Foram indiciadas pela Polícia Federal 17 pessoas e mais as empresas Chevron, incluindo o próprio presidente da empresa, George Buck, e a Transocean em consequência do vazamento de petróleo no Campo do Frade, na Bacia de Campos, RJ, em novembro. Das pessoas indiciadas 16 irão responder também por falsidade ideológica, por sonegar informações e dificultar a investigação ( teria sido editado vídeos do vazamento para atrapalhar a investigação). O delegado Fábio Scliar, resposável pelas as investigações, afirmou que a Chevron e a Transocean, por ganância e conduta leviana, recorrem a perfurações temerárias, assumindo o risco do acidente. Segundo a investigação policial, o vazamento aconteceu porque foi usado excesso de pressão no poço. E a empresa americana sabia que estava perfurando numa zona de alta pressão, até porque o reservatório era bastante conhecido. O delegado afirmou que a ganância acabou permitindo que 2,5 mil a 3 mil barris de óleo cru vazassem no oceano e causassem um desastre ambiental de grandes proporções e que “as empresas Chevron e Transocean atuam ou, pelo menos, atuaram aqui nesse caso, de maneira leviana e irresponsável. Estavam trabalhando no limite do limite, como foi admitido por várias das pessoas que vieram depor”. Segundo o “JN”, a Chevron questionou o relatório final da Polícia Federal. A empresa se defendeu ao informar que colaborou com as investigações. Já a Transocean, responsável pela plataforma, criticou os indiciamentos e afirmou que seus funcionários terão todo apoio jurídico até o encerramento do caso.

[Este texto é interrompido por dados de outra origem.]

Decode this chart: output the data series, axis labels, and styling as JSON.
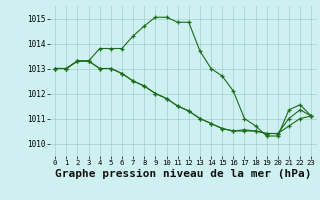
{
  "title": "Graphe pression niveau de la mer (hPa)",
  "title_fontsize": 8,
  "bg_color": "#cff0f0",
  "grid_color": "#aad4d4",
  "line_color": "#1a6b1a",
  "xlim": [
    -0.5,
    23.5
  ],
  "ylim": [
    1009.5,
    1015.5
  ],
  "yticks": [
    1010,
    1011,
    1012,
    1013,
    1014,
    1015
  ],
  "xticks": [
    0,
    1,
    2,
    3,
    4,
    5,
    6,
    7,
    8,
    9,
    10,
    11,
    12,
    13,
    14,
    15,
    16,
    17,
    18,
    19,
    20,
    21,
    22,
    23
  ],
  "series1_x": [
    0,
    1,
    2,
    3,
    4,
    5,
    6,
    7,
    8,
    9,
    10,
    11,
    12,
    13,
    14,
    15,
    16,
    17,
    18,
    19,
    20,
    21,
    22,
    23
  ],
  "series1_y": [
    1013.0,
    1013.0,
    1013.3,
    1013.3,
    1013.8,
    1013.8,
    1013.8,
    1014.3,
    1014.7,
    1015.05,
    1015.05,
    1014.85,
    1014.85,
    1013.7,
    1013.0,
    1012.7,
    1012.1,
    1011.0,
    1010.7,
    1010.3,
    1010.3,
    1011.35,
    1011.55,
    1011.1
  ],
  "series2_x": [
    0,
    1,
    2,
    3,
    4,
    5,
    6,
    7,
    8,
    9,
    10,
    11,
    12,
    13,
    14,
    15,
    16,
    17,
    18,
    19,
    20,
    21,
    22,
    23
  ],
  "series2_y": [
    1013.0,
    1013.0,
    1013.3,
    1013.3,
    1013.0,
    1013.0,
    1012.8,
    1012.5,
    1012.3,
    1012.0,
    1011.8,
    1011.5,
    1011.3,
    1011.0,
    1010.8,
    1010.6,
    1010.5,
    1010.5,
    1010.5,
    1010.4,
    1010.4,
    1010.7,
    1011.0,
    1011.1
  ],
  "series3_x": [
    0,
    1,
    2,
    3,
    4,
    5,
    6,
    7,
    8,
    9,
    10,
    11,
    12,
    13,
    14,
    15,
    16,
    17,
    18,
    19,
    20,
    21,
    22,
    23
  ],
  "series3_y": [
    1013.0,
    1013.0,
    1013.3,
    1013.3,
    1013.0,
    1013.0,
    1012.8,
    1012.5,
    1012.3,
    1012.0,
    1011.8,
    1011.5,
    1011.3,
    1011.0,
    1010.8,
    1010.6,
    1010.5,
    1010.55,
    1010.5,
    1010.4,
    1010.4,
    1011.0,
    1011.35,
    1011.1
  ]
}
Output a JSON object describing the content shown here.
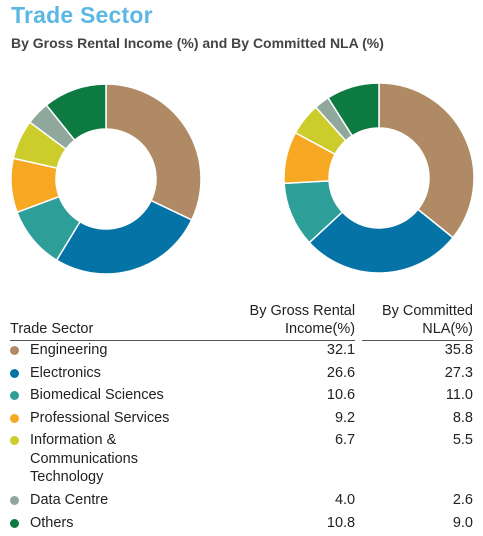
{
  "header": {
    "title": "Trade Sector",
    "subtitle": "By Gross Rental Income (%) and By Committed NLA (%)"
  },
  "table": {
    "col_sector": "Trade Sector",
    "col_gross": "By Gross Rental Income(%)",
    "col_nla": "By Committed NLA(%)"
  },
  "chart_data": [
    {
      "type": "pie",
      "variant": "donut",
      "title": "By Gross Rental Income (%)",
      "categories": [
        "Engineering",
        "Electronics",
        "Biomedical Sciences",
        "Professional Services",
        "Information & Communications Technology",
        "Data Centre",
        "Others"
      ],
      "values": [
        32.1,
        26.6,
        10.6,
        9.2,
        6.7,
        4.0,
        10.8
      ],
      "display_values": [
        "32.1",
        "26.6",
        "10.6",
        "9.2",
        "6.7",
        "4.0",
        "10.8"
      ],
      "colors": [
        "#b08a64",
        "#0673a6",
        "#2e9e98",
        "#f7a823",
        "#cccc2a",
        "#8fa89b",
        "#0d7a41"
      ]
    },
    {
      "type": "pie",
      "variant": "donut",
      "title": "By Committed NLA (%)",
      "categories": [
        "Engineering",
        "Electronics",
        "Biomedical Sciences",
        "Professional Services",
        "Information & Communications Technology",
        "Data Centre",
        "Others"
      ],
      "values": [
        35.8,
        27.3,
        11.0,
        8.8,
        5.5,
        2.6,
        9.0
      ],
      "display_values": [
        "35.8",
        "27.3",
        "11.0",
        "8.8",
        "5.5",
        "2.6",
        "9.0"
      ],
      "colors": [
        "#b08a64",
        "#0673a6",
        "#2e9e98",
        "#f7a823",
        "#cccc2a",
        "#8fa89b",
        "#0d7a41"
      ]
    }
  ]
}
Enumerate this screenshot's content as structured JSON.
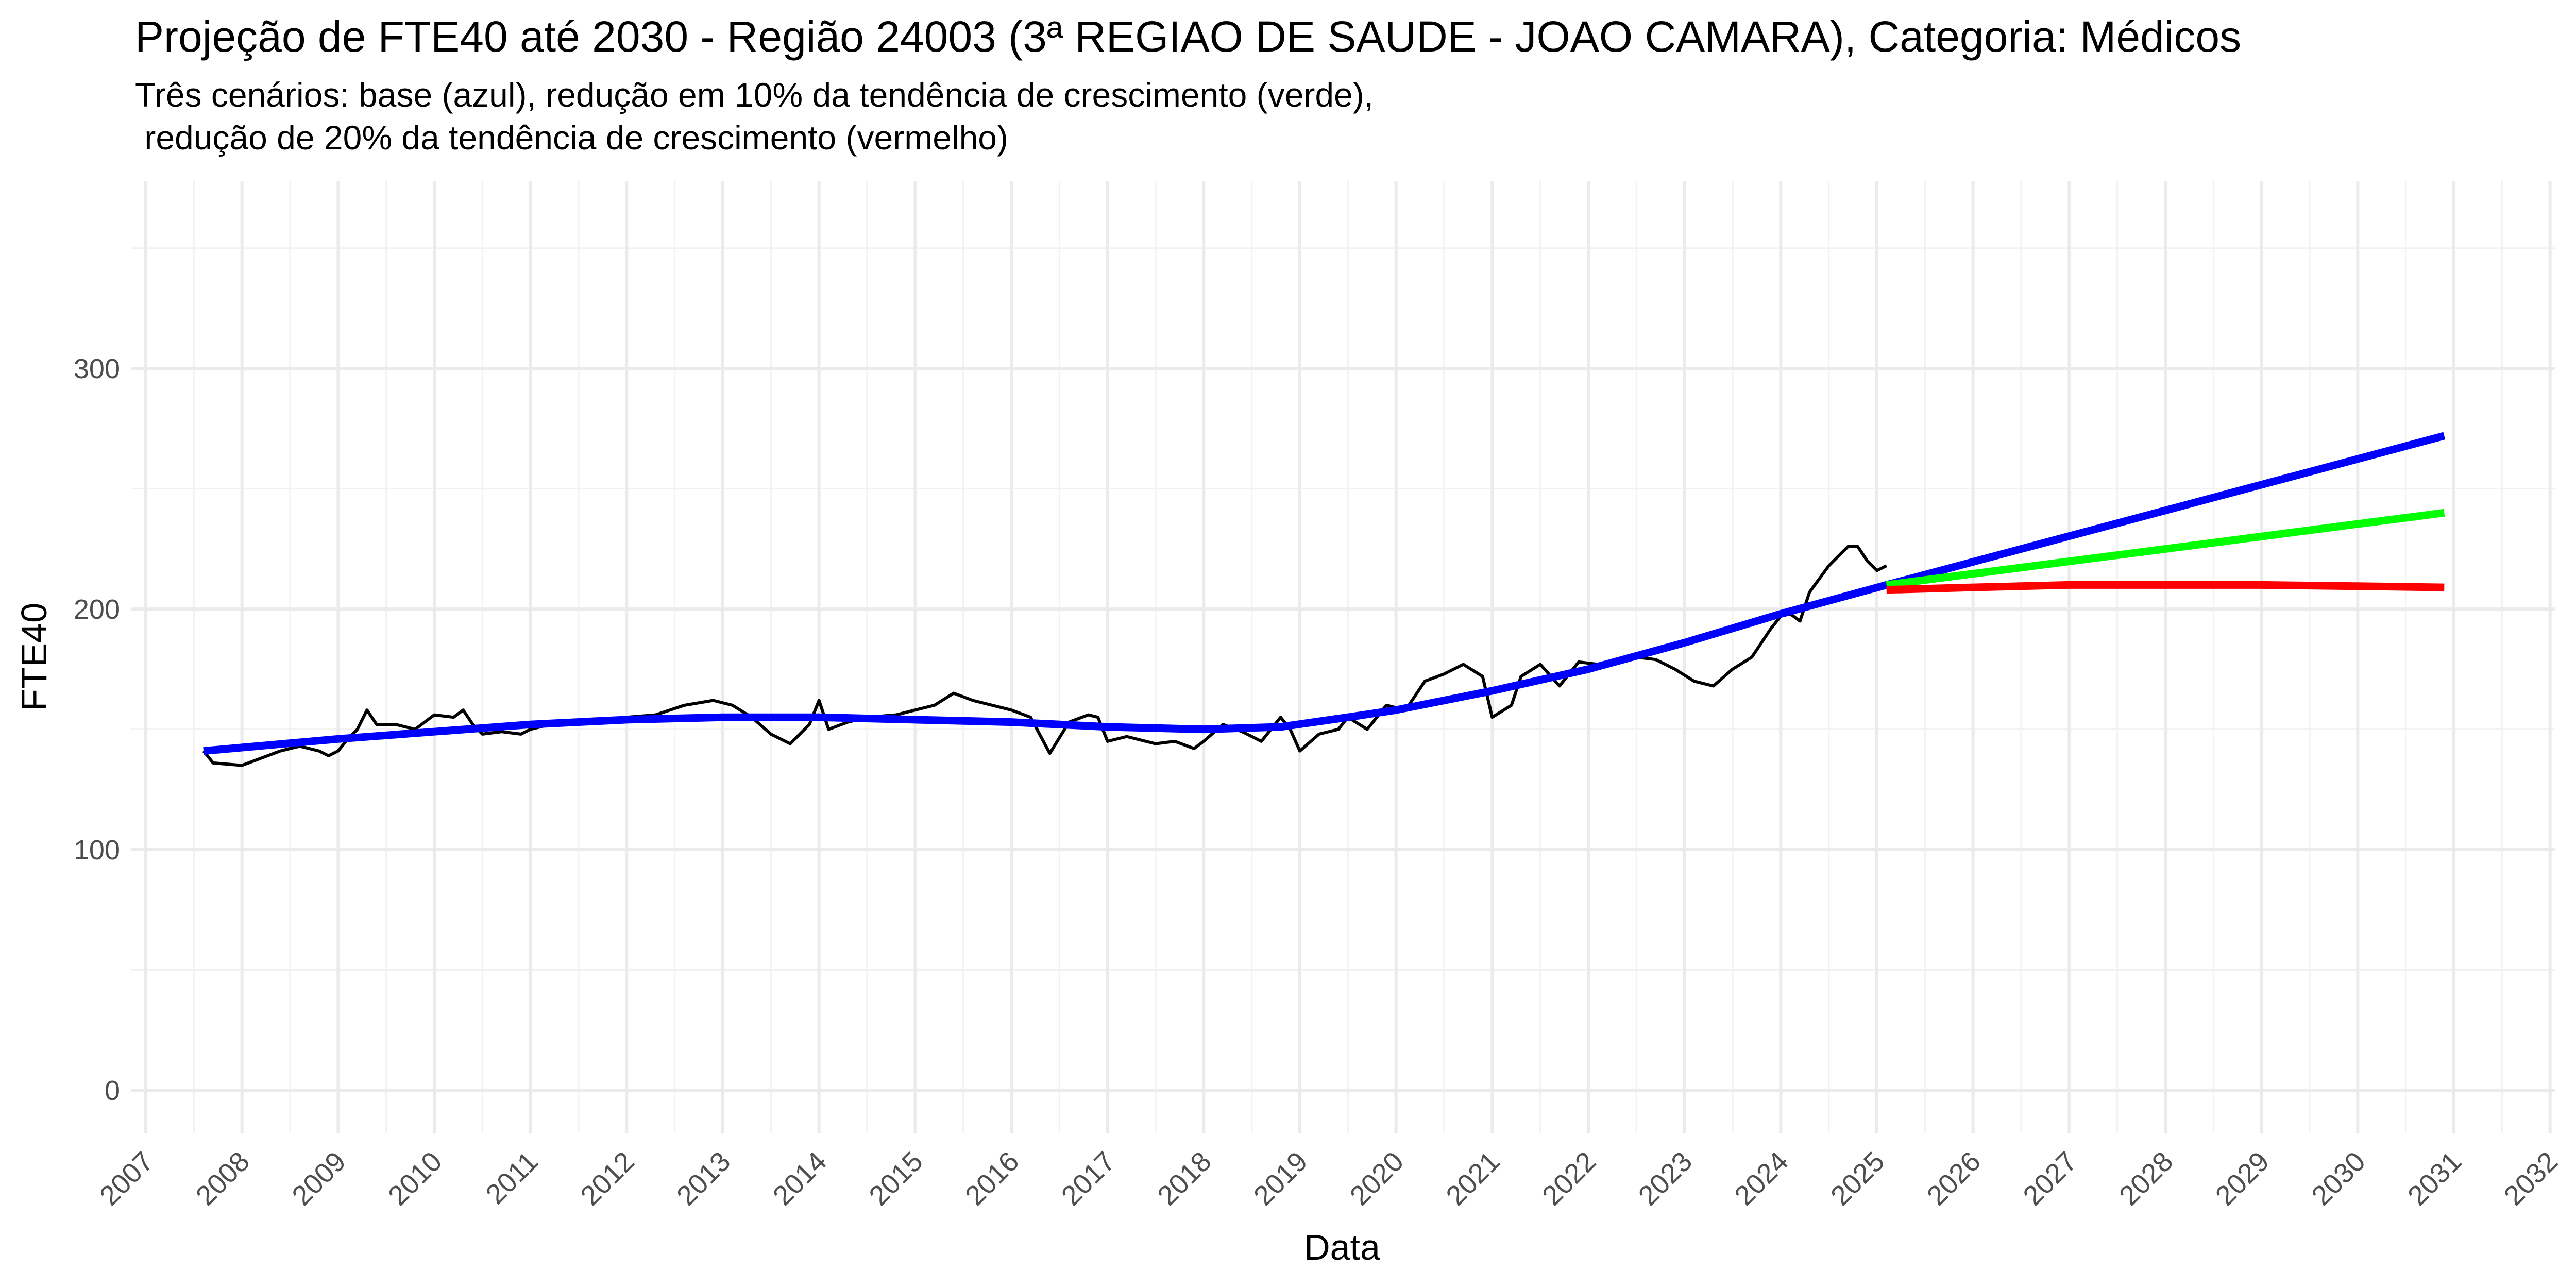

INEIA (Modec em Angra dos Reis)

A empresa Modec Serviços de Petróleo do Brasil foi multada ontem em R$ 16, 66 milhões pelo Instituto Estadual do Ambiente (Inea), por ter atingido “com substâncias oleosas” uma área em torno da Baía da Ilha Grande, paraíso turístico de Angra dos Reis, litoral sul fluminense. O vazamento de 10 mil litros de óleo ocorreu na sexta-feira. De acordo com o secretário estadual do Meio Ambiente, Carlos Minc, o Inea se cercou de diversos cuidados antes de aplicar o auto de infração: “Temos respaldo legal para tanto.” O secretário disse ainda que a empresa será obrigada a financiar a recuperação da área degradada.